En tant qu’industrie, nous parlons constamment de l’importance d’identifier les objectifs et les buts dès le départ, mais cela peut être oublié lorsqu’il s’agit de nouvelles technologies et d’idées. L’innovation pour l’innovation ne sert pas à grand-chose, et il en va de même pour l’innovation motivée principalement par le battage médiatique de l’industrie. L’accent devrait être mis sur les résultats, l’impact et l’exploration, plutôt que sur la nécessité de suivre le bruit. Après tout, l’innovation vise à trouver une meilleure façon de faire les choses pour atteindre les résultats souhaités, indépendamment du fait qu’elle puisse être rattachée au mot à la mode dans l’industrie.
Les technologies du futur sont passionnantes, mais sans les comprendre pleinement, il est facile de passer à côté de domaines présentant un réel potentiel. L’attrait du métavers et de l’IA réside dans le fait qu’il s’agit de concepts faciles à appréhender, mais qui évoquent un avenir technologiquement avancé, créant ainsi la possibilité de « sauter en avant » dans la conversation qui les entoure. Une meilleure compréhension de ces technologies telles qu’elles existent aujourd’hui permet une innovation et une exécution plus avancées demain. Mais il peut être facile de négliger cet aspect lorsque l’on privilégie la rapidité à l’évaluation.
Il ne s’agit pas de minimiser l’impact potentiel des technologies futures sur notre secteur, ni la nécessité d’en parler.
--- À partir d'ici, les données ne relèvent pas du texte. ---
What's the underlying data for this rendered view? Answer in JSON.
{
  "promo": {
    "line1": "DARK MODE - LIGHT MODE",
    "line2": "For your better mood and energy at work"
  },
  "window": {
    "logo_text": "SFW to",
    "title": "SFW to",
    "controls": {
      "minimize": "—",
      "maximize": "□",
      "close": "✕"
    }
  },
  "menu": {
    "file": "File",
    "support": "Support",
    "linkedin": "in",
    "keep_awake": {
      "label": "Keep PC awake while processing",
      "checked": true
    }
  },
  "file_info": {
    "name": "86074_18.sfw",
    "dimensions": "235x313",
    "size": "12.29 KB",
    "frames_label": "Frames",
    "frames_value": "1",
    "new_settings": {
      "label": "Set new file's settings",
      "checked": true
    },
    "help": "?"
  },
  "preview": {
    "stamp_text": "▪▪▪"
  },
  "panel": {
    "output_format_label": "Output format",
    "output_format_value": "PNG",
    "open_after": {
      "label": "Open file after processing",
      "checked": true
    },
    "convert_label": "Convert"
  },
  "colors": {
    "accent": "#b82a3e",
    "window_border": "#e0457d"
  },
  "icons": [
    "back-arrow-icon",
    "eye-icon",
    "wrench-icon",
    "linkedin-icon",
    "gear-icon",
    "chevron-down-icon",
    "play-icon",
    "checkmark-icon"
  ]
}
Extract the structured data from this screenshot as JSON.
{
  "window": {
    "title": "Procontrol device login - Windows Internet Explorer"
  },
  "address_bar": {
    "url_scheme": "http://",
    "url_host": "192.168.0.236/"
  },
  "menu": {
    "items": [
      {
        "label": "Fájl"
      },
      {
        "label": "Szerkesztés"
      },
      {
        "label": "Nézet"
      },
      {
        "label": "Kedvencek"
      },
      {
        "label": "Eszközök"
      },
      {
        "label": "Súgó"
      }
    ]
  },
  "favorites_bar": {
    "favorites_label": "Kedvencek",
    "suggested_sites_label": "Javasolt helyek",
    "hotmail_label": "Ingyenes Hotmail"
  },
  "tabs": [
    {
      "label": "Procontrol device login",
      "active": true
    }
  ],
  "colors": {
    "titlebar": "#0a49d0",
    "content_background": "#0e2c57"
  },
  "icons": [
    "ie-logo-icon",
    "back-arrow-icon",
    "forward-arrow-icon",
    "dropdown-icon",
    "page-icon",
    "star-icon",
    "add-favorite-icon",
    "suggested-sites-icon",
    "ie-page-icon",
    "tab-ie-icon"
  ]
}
Mais il est possible d’en parler de manière plus intelligente. Alors que nous nous penchons sur les prévisions industrielles de l’année prochaine, je pourrais, avec un certain optimisme, espérer que notre façon de parler et de penser l’innovation évolue et que nous n’ayons pas besoin d’un autre « next big thing » pour façonner notre façon d’envisager l’avenir.